Food & Drink

Turning Tables Transforms Bartender Training in New Orleans

Bar work is a common career path in the cocktail-loving city of New Orleans, but finding stability and upward mobility in the hospitality industry is a challenge, particularly for young workers who face racist assumptions about their abilities and dedication.

To combat this issue, industry veteran Touré Folkes developed Turning Tables, a 12-week program that gives Black and Brown aspiring hospitality professionals a 360-degree view of the spirits, beverage, and hospitality industries. “Turning Tables is the only organization in New Orleans that offers what we do,” says Folkes. “It provides technical training, education, industry exposure, job placements, and extensive community resources, including mental health care.”

During “Rum Week,” for instance, the cohort tours a local distillery and learns about tasting and the process of making sugarcane-based spirits from Ari Ballard, a recent graduate of the Turning Tables program. Just as importantly, they are taught the historical context of the sugar and rum trades and their intrinsic links to slavery,

“It gives the student, no matter what their background is, an understanding of how history impacts the spirit world,” says local mixologist Deniseea Head, who leads the conversation. It’s an emotional discussion but one that offers precious context to the students — many of whose ancestors could have toiled in the region’s cane fields to create the very industry they work in now — and a reminder that the story of rum is theirs as well.

“Bartending only scratches the surface,” adds Folkes. “There is also a lack of representation in production, distribution, and sales.

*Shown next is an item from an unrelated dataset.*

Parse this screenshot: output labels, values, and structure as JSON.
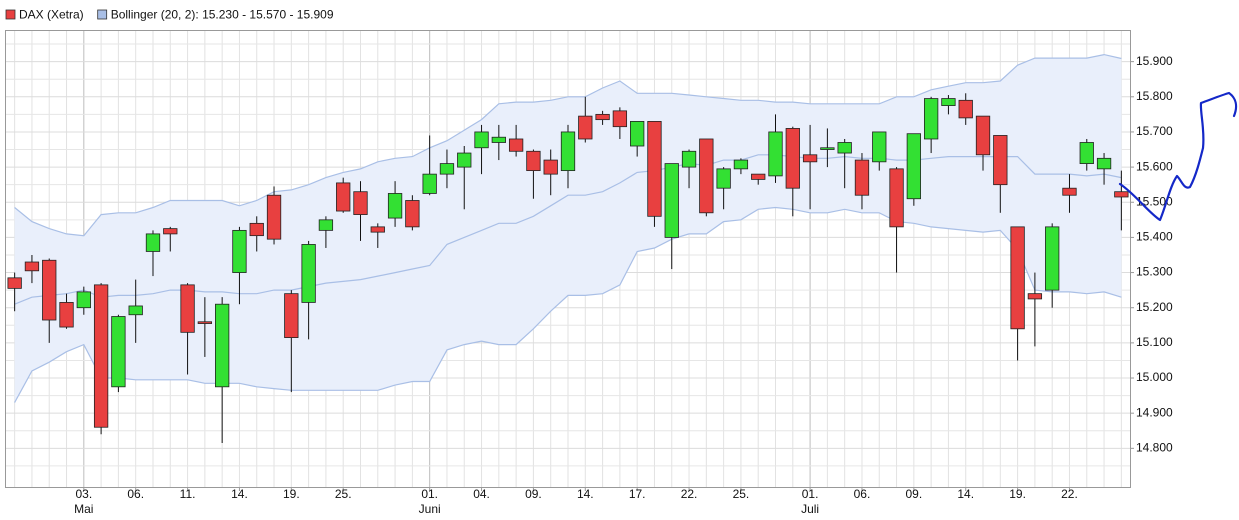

The reason we go so deep into the other aspects is to show them how to transition from behind the bar.”

Turning Tables alumna Erika Flowers learned to mix drinks from bartenders she worked with as a server at restaurants around New Orleans. During the pandemic, she launched Taste of the Tropics, and sold bottled cocktails inspired by her Belizean heritage, which led her to Turning Tables. “Before I even reached the ‘finish line’ of the program, my cocktails improved and I was hosting cocktail pop-ups with confidence.” Before she was through with the program, she had a job offer from Cane & Table, where she had been doing her externship. Last year, she was selected as one of the Best New Bartenders of 2023 by Punch

Now as a guest teacher, Flowers continues the rum week lessons with more history, as well as tastings of different styles of rum from around the tropics, giving the class the opportunity to sample and compare flavors they may not have had the opportunity to before. 

Flowers also led the class in a cocktail competition, inspired by Speed Rack, the long-running series of events raising funds for breast cancer research and raising the profiles and experience of female bartenders across the country and beyond. Classmates went head to head making daiquiris to be judged on taste, temperature, time, and presentation. 

The match-up, a fun outlet at the end of a long few days of lessons, also offers a chance for students to receive direct critiques on their abilities and an opportunity to experiment with their own takes and variations on the cocktail. It’s an opportunity to take the legacy of rum and spirits built by their ancestors and make it their own.

Folkes connects every Turning Tables participant with mentors and externships, both local and nationwide, to help them discover and secure careers in the beverage industry. Since the program launched in 2019, more than 35% of graduates have been hired directly into management and leadership positions, like lead bartender, bar manager, and wine director. “Our externships develop leaders, entrepreneurs, and visionaries,” says Folkes. “Turning Tables alumni can make both immediate and long-term social impacts within the industry that are long overdue.”